The investigator will maintain a patient identification list (screening numbers and corresponding patient names) to enable records to be identified. Patients who do not consent to circulation of their pseudonymised data will not be included in the trial.

Monitoring

Monitoring will be done remotely and by personal visits from a clinical monitor according to the SOPs of the KKS Heidelberg. During on-site visits, the monitor will review entries into the eCRF on the basis of source documents. Additionally, by means of remote monitoring and frequent communication (letters, telephone, fax), the monitor will ensure that the trial is conducted according to the protocol and regulatory requirements. Therefore, the investigator will have to allow the monitor to verify all essential documents and support the monitor at all times. Frequency and other details of monitoring will be defined in the monitoring manual.
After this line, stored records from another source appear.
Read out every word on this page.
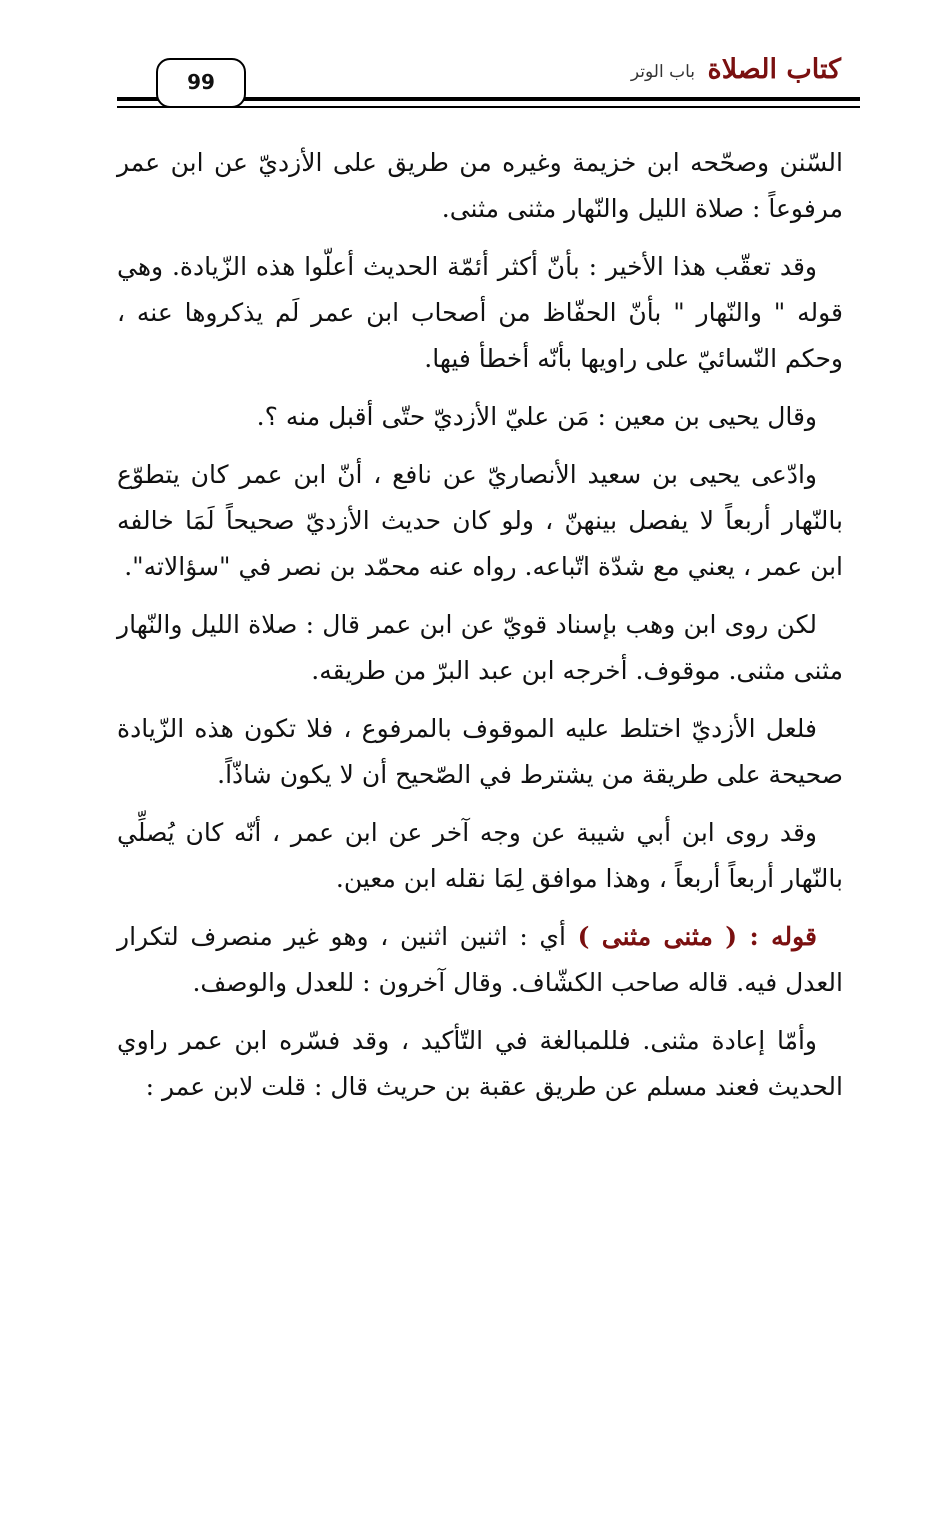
كتاب الصلاة
باب الوتر
99

السّنن وصحّحه ابن خزيمة وغيره من طريق على الأزديّ عن ابن عمر مرفوعاً : صلاة الليل والنّهار مثنى مثنى.

وقد تعقّب هذا الأخير : بأنّ أكثر أئمّة الحديث أعلّوا هذه الزّيادة. وهي قوله " والنّهار " بأنّ الحفّاظ من أصحاب ابن عمر لَم يذكروها عنه ، وحكم النّسائيّ على راويها بأنّه أخطأ فيها.

وقال يحيى بن معين : مَن عليّ الأزديّ حتّى أقبل منه ؟.

وادّعى يحيى بن سعيد الأنصاريّ عن نافع ، أنّ ابن عمر كان يتطوّع بالنّهار أربعاً لا يفصل بينهنّ ، ولو كان حديث الأزديّ صحيحاً لَمَا خالفه ابن عمر ، يعني مع شدّة اتّباعه. رواه عنه محمّد بن نصر في "سؤالاته".

لكن روى ابن وهب بإسناد قويّ عن ابن عمر قال : صلاة الليل والنّهار مثنى مثنى. موقوف. أخرجه ابن عبد البرّ من طريقه.

فلعل الأزديّ اختلط عليه الموقوف بالمرفوع ، فلا تكون هذه الزّيادة صحيحة على طريقة من يشترط في الصّحيح أن لا يكون شاذّاً.

وقد روى ابن أبي شيبة عن وجه آخر عن ابن عمر ، أنّه كان يُصلِّي بالنّهار أربعاً أربعاً ، وهذا موافق لِمَا نقله ابن معين.

قوله : ( مثنى مثنى ) أي : اثنين اثنين ، وهو غير منصرف لتكرار العدل فيه. قاله صاحب الكشّاف. وقال آخرون : للعدل والوصف.

وأمّا إعادة مثنى. فللمبالغة في التّأكيد ، وقد فسّره ابن عمر راوي الحديث فعند مسلم عن طريق عقبة بن حريث قال : قلت لابن عمر :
DSMB and steering committee

To ensure the ethical conduct of the trial and protect the rights and welfare of patients, a DSMB has been set up. The DSMB will communicate the state of the trial on a regular basis, at least once a year. After reviewing the data on study conduct, for example, recruitment and protocol adherence, and on safety issues the DSMB will make recommendations to the steering committee on the further conduct of the study, for example, modification, continuation or closure. The data necessary for the DSMB to fulfil its function will be provided on a regular basis, at least every 6 months, and when the results of early safety evaluation (ie, after treatment of 12 patients with the investigational drug) are available. The working procedures will be described in detail in a DSMB charter.

Patient involvement

To involve patients in the PREBOTPilot trial, patients treated at our department as well as members of the ‘Arbeitskreis der Pankreatektomierten e.V.’, a patient’s self-support group, have been asked to take part in the planning and conduct of this trial. As a consequence, study endpoints were defined in accordance with the concerns of the patients, especially quality of life was considered as secondary endpoint and the primary endpoint ‘pancreatic fistula’ was turned into ‘clinically relevant pancreatic fistula’ (ie, POPF grades B and C) because POPF grade A has no relevance for patients. To further guarantee that patients’ interests are represented throughout the trial conduct, a patient advocate will be member of the steering committee. Furthermore, one patient representative will be co-author of the publication of the study protocol and the publication of the results of the study.